Sieben Wochen Urlaub im Sommer. Als Selbständiger. In Deutschland musst du dafür reich oder verrückt sein. Oder besser beides. Alexander Marek (45) ist es weder noch. Er ist Familienvater. Mit seiner Ehefrau (Finnin) hat er drei Töchter (12, 10, 5). Die Kinder haben zehn Wochen Schulferien im Sommer. Und jeder Schwede hat gesetzlich Anspruch auf mindestens vier Wochen Urlaub am Stück zwischen Juni und August. Da haben die Mareks einfach noch ein paar Tage vom Kinder-Konto drauf gepackt.
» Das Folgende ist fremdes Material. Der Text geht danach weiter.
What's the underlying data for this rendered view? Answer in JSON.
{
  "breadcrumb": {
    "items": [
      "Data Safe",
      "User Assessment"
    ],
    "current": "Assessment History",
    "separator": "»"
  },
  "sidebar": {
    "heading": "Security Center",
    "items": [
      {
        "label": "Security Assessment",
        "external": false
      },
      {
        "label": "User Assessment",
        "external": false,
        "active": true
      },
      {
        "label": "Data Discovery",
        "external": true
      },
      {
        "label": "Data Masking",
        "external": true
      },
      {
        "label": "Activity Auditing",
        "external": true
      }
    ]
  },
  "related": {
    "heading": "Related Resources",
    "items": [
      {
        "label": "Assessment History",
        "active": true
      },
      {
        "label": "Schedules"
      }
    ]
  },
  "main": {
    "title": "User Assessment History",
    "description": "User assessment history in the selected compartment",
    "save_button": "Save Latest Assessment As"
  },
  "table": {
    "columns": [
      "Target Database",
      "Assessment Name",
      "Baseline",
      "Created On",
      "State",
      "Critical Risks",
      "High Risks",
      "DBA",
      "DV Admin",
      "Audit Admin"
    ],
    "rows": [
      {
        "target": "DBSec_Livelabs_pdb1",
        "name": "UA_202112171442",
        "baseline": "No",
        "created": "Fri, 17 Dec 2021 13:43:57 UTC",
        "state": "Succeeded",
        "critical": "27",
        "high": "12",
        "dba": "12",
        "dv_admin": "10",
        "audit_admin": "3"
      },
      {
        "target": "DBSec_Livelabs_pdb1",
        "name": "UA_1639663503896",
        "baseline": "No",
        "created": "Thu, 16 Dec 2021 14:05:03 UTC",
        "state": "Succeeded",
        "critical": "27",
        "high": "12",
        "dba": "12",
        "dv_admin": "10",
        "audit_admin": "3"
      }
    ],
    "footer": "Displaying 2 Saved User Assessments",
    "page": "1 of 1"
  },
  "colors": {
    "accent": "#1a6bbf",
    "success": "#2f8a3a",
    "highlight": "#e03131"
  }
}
Das, was in Deutschland das Elterngeld ist, funktioniert in Schweden so: Für jedes Kind gibt es 480 (Arbeits-)Tage Elterngeld. Diese Tage können die Eltern acht Jahre lang in Anspruch nehmen, wie sie wollen. Vielleicht mal 150 Tage am Stück, mal 20 Tage, mal zehn – oder auch mal nur einen halben. „Das ist viel besser als in Deutschland“, sagt Marek, der vor gut 20 Jahren zum ersten Mal nach Schweden kam und 2002 dann auswanderte. Dass er auch als Unternehmer Elternzeit beanspruchen kann, das ist für ihn Lebensqualität.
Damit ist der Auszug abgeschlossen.